Abstract
Cells experience intrinsic and extrinsic pressures that affect their proclivity to expand and persist in vivo. In congenital disorders caused by loss-of-function mutations in mitochondrial DNA (mtDNA), metabolic vulnerabilities may result in cell-type specific phenotypes and depletion of pathogenic alleles, contributing to purifying selection. However, the impact of pathogenic mtDNA mutations on the cellular hematopoietic landscape is not well understood. Here, we establish a multi-omics approach to quantify deletions in mtDNA alongside cell state features in single cells derived from Pearson syndrome patients. We resolve the interdependence between pathogenic mtDNA and lineage, including purifying selection against deletions in effector/memory CD8 T-cell populations and recent thymic emigrants and dynamics in other hematopoietic populations. Our mapping of lineage-specific purifying selection dynamics in primary cells from patients carrying pathogenic heteroplasmy provides a new perspective on recurrent clinical phenotypes in mitochondrial disorders, including cancer and infection, with potential broader relevance to age-related immune dysfunction.

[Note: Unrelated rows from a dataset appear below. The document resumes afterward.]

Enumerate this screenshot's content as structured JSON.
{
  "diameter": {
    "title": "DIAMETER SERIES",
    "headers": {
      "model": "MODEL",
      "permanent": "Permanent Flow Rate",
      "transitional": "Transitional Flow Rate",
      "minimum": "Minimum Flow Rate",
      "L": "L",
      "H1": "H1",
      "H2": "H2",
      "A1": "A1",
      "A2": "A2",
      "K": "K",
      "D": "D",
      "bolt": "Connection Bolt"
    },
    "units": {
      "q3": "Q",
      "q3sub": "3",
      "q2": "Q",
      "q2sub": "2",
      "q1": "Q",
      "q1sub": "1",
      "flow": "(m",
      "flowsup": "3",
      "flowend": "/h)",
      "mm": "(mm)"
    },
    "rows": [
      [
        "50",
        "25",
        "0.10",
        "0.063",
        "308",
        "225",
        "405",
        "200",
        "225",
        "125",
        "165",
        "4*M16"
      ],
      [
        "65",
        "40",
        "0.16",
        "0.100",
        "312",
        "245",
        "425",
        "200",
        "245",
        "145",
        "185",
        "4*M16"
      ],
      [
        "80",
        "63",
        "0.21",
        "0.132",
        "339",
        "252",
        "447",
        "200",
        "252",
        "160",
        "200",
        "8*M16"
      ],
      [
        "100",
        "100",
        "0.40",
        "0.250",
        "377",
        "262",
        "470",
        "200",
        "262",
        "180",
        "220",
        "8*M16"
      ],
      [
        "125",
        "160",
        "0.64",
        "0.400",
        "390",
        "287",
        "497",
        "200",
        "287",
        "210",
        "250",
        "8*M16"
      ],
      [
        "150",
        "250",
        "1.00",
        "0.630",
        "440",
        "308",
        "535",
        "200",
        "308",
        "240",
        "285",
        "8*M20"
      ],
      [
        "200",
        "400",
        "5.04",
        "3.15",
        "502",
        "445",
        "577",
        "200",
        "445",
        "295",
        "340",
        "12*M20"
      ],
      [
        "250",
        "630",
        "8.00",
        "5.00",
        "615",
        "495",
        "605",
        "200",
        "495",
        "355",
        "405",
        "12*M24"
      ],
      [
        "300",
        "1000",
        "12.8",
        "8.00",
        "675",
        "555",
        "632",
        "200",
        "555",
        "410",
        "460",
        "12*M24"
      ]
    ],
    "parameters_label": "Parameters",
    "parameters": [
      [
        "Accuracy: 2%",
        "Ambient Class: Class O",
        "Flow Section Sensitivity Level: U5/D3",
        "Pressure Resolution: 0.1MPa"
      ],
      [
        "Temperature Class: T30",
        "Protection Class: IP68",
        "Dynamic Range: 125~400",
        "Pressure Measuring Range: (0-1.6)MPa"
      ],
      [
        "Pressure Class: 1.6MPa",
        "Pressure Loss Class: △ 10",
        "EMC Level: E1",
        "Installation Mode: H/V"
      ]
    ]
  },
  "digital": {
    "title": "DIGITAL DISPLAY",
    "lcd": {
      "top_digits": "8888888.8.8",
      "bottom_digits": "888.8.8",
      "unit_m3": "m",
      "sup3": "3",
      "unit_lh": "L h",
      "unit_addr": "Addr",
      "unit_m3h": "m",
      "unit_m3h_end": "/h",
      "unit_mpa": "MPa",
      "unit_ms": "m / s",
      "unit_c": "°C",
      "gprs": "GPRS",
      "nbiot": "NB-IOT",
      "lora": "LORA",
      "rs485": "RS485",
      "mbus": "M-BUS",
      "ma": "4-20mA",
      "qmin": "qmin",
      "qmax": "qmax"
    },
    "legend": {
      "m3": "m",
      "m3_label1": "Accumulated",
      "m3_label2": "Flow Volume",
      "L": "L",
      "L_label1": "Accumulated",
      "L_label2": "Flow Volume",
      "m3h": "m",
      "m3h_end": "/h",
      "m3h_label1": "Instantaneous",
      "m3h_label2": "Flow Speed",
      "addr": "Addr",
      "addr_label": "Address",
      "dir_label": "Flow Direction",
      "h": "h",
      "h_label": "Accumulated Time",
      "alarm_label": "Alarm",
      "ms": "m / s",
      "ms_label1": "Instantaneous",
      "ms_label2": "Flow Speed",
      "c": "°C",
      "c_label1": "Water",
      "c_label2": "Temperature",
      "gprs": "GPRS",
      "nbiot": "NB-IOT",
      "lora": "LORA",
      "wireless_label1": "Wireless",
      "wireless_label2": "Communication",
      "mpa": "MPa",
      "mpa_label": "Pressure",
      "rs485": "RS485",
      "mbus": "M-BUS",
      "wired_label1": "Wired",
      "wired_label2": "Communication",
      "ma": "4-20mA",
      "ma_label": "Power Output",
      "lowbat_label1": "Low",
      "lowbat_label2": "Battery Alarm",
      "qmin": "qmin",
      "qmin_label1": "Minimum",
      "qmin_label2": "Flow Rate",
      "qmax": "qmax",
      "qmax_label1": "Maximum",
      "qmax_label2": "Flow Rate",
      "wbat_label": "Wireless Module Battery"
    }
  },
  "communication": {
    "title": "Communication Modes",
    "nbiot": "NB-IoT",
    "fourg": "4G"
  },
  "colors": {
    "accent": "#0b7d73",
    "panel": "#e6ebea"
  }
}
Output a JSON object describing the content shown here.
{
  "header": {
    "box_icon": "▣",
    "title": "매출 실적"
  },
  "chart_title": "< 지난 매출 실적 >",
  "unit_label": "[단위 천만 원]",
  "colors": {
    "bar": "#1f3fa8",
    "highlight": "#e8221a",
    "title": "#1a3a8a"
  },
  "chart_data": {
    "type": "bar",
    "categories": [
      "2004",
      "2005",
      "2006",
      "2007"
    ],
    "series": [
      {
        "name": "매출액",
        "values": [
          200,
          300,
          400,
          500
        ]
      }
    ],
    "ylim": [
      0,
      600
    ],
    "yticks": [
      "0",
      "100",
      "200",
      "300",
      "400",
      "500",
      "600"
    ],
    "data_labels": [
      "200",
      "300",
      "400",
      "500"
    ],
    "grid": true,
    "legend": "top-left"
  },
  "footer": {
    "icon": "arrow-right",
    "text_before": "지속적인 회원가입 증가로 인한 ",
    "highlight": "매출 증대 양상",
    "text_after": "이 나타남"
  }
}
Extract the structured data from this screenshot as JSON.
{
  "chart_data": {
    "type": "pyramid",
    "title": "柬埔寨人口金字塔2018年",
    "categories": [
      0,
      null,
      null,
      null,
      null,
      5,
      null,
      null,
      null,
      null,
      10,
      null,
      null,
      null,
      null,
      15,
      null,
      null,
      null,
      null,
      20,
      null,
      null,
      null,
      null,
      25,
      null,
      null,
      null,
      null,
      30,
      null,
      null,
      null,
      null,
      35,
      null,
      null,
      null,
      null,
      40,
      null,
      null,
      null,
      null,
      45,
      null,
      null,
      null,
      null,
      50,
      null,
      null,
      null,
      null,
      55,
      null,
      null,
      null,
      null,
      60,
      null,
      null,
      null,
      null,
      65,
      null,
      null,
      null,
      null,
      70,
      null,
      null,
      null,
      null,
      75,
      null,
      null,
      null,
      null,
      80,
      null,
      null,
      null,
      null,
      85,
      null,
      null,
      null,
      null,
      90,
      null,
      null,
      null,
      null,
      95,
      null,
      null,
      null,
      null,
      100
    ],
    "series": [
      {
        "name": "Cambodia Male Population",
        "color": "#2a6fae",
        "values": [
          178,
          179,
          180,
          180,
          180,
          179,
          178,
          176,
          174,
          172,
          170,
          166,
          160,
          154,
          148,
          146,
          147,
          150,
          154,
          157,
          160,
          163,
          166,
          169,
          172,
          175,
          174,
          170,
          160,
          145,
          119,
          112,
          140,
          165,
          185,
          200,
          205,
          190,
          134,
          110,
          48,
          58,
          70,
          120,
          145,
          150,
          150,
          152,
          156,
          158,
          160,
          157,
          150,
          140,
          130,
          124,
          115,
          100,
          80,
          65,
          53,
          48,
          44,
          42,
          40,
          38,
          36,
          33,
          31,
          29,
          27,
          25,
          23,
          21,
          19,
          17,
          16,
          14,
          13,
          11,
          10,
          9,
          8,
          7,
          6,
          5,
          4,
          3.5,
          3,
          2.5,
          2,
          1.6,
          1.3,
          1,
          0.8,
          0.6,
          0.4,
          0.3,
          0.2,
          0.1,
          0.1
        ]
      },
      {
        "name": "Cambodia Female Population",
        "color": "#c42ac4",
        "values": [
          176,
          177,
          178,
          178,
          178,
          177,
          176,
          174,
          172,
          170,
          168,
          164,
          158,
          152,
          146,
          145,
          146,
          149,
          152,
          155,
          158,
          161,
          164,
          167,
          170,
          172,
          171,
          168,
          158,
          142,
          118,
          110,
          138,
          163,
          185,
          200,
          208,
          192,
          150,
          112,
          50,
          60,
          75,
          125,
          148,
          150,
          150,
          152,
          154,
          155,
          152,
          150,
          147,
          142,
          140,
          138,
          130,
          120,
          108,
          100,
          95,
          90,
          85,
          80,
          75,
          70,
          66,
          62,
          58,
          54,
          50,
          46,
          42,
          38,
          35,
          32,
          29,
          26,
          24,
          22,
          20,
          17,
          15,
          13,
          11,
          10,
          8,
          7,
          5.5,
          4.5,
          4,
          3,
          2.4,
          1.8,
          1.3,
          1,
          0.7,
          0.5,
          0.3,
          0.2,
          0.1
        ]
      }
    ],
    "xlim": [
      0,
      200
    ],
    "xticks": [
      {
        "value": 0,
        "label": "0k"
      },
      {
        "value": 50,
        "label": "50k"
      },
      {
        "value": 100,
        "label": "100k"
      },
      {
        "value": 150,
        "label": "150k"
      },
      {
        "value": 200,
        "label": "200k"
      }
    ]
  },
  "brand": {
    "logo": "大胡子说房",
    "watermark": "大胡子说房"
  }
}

Competing Interest Statement
The Broad Institute has filed for a patent relating to the use of the technology described in this paper where CAL, LSL, CM, AR, and VGS are named inventors (US provisional patent application 62/683,502). CAL and LSL are consultants to Cartography Biosciences. ATS is a founder of Immunai and Cartography Biosciences and receives research funding from Allogene Therapeutics and Merck Research Laboratories. AR is a founder and equity holder of Celsius Therapeutics, an equity holder in Immunitas Therapeutics and until August 31, 2020 was an SAB member of Syros Pharmaceuticals, Neogene Therapeutics, Asimov and ThermoFisher Scientific. From August 1, 2020, AR is an employee of Genentech and has equity in Roche. VGS serves as an advisor to and/or has equity in Branch Biosciences, Novartis, Forma, Cellarity, and Ensoma.